Speaking on behalf of herself and her brother, Awadia said: "We are both very happy to be reunited with our mother and be together again after so many years.
"We feel very safe in Glasgow, we like the city very much, especially Glasgow Green, and all the people we have met so far have been very friendly, supportive and welcoming."
Both children enrolled in an English as a second language course at Cardonald College this week and Awadia is hopeful she will get a place at Shawlands Academy to continue her education.
Mrs Ibrahim was born in Chad and met her Sudanese husband there but they were forced to flee the country after his life was repeatedly threatened. They moved to Sudan but the civil war forced the family to escape and they travelled to Libya, where they look to secure passage on a boat bound for Italy across the Mediterranean Sea.
Tragically, the boat sank and two of the couple’s children – Mohammed, 6, and Faisal, 4, - drowned. The survivors reached the short but Mrs Ibrahim was separated from the rest of her family after being taken to hospital for treatment and she was unable to find them when she was discharged.
Eventually she was forced to give up and returned to Chad and her husband and the children managed to make it back to Khartoum. She thought she would be safe in Chad but the country was terrorised by Boko Haram and she was beaten and tortured by people looking for her husband.
Friends paid for her to escape and she managed to get to France by lorry and eventually to London in December 2016 where she claimed asylum. She moved to Glasgow a year later and secured refugee status and a resident permit in 2019.
Tracking down her now 73-year-old husband and teenage children in Khartoum and over the years they had sporadic contact via WhatsApp when the internet was working, with help from the Red Cross.
She is currently studying at Anniesland College to improve her English and works part-time with disabled children for Glasgow City Council. Catriona Milligan, community development work at Gorbals Parish Church, first met Mrs Ibrahim five years ago and has helped fight for her to be reunited with her family.
The refugee applied to bring her family to live with her under the UK Government policy on family reunion.
Her lawyer submitted paperwork to the Home Office two years ago but a decision was only made in December last year after the church publicly highlighted the family’s plight. Tragically, the couple’s 13-year-old daughter Safa was killed in a rocket attack as they awaited news on the family’s via application.

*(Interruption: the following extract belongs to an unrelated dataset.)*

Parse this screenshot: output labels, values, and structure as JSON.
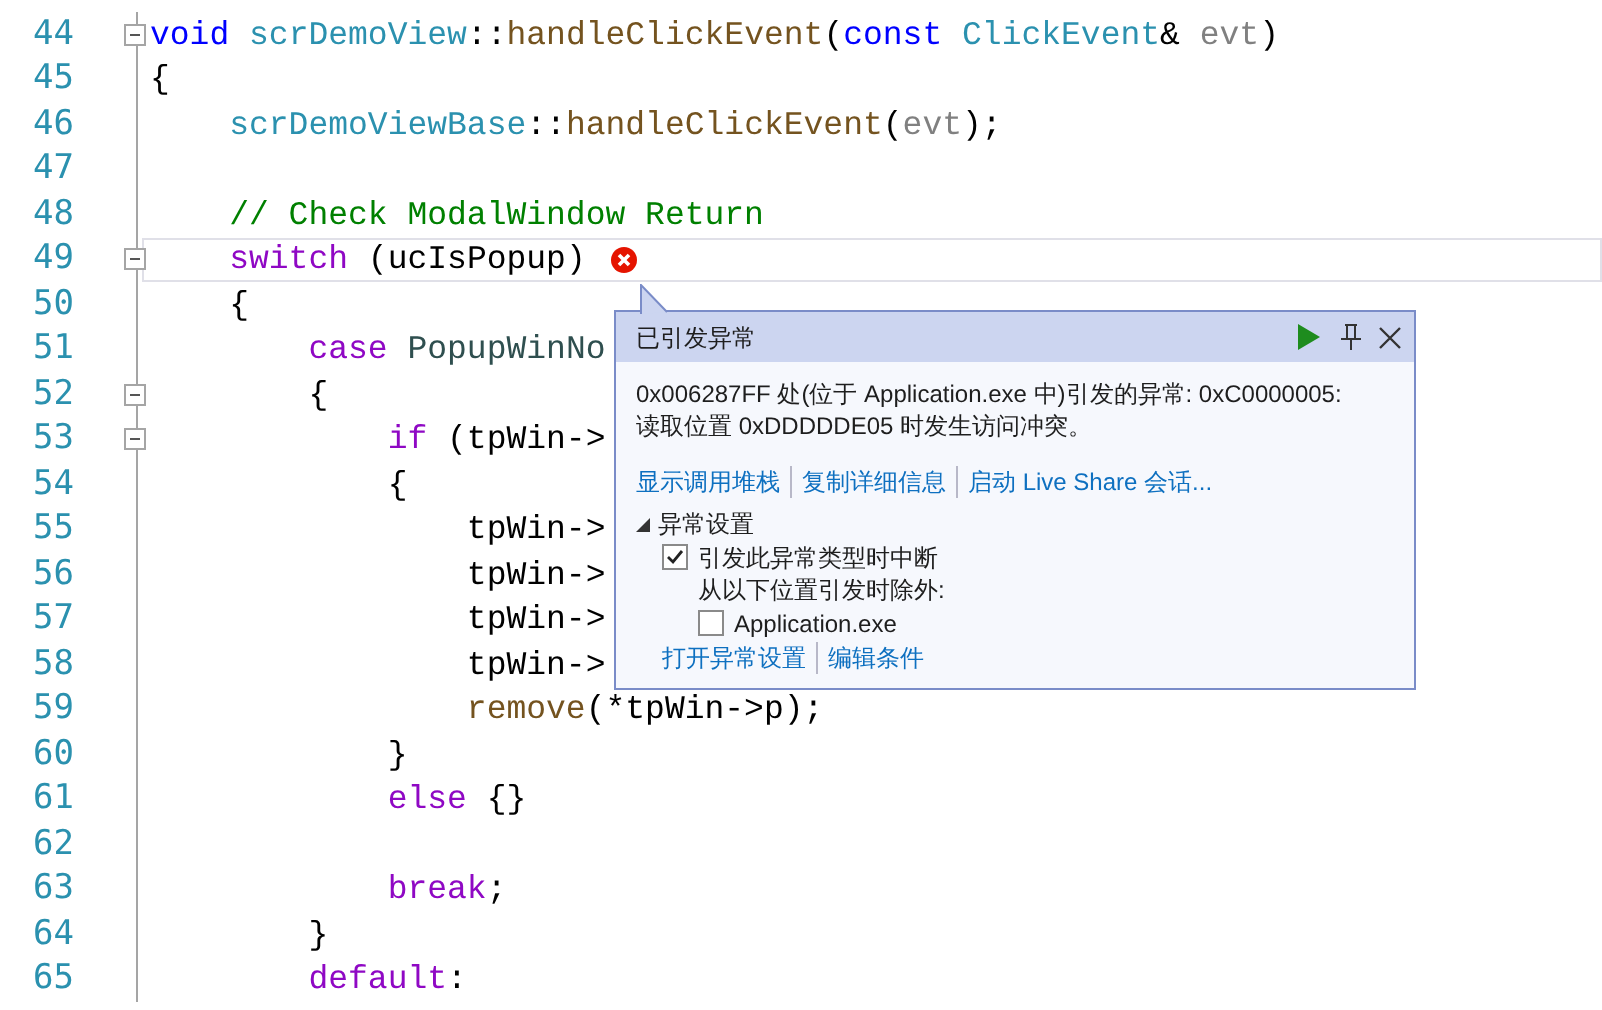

Former SNP MP for Glasgow Central Alison Thewliss had already taken up the family's case with the Home Office and after the campaign was launched, she raised the case on the floor of the House of Commons.
Paul Sweeney, a Glasgow list Labour MSP, raised the family's plight in the Scottish Parliament during a debate on asylum policy and persuaded the Scottish Government to make representations to the UK Government.
Mrs Milligan said: "I feel humbled, moved, overjoyed and relieved because there were times when we wondered if we were ever going to be able to reunite them.
"It is only emerging now how difficult the family's journey was despite all our efforts but it was all worth it just to see them together again after 10 years.
"Kaltouma is a different person now to the one I first met five years ago and that is just lovely to see.
"Decency, love, prayer and determination, all of these things came together and the fight to reunite Kaltouma with her family pulled us together as a congregation and as a wider community.
"We have always prided ourselves as a welcoming congregation and this situation tested that and proved that these are not just words.
"Kaltouma is loved and members of the wider community would regularly come to the church and ask her how she was doing and give her a hug.
"People dug deep to donate money for the airfares and I noticed people who I know do not have much money quietly slipping some to Kaltouma to help her and that was very moving.
"The ripple effects of the campaign to reunite the family will last for a long time to come in the Gorbals."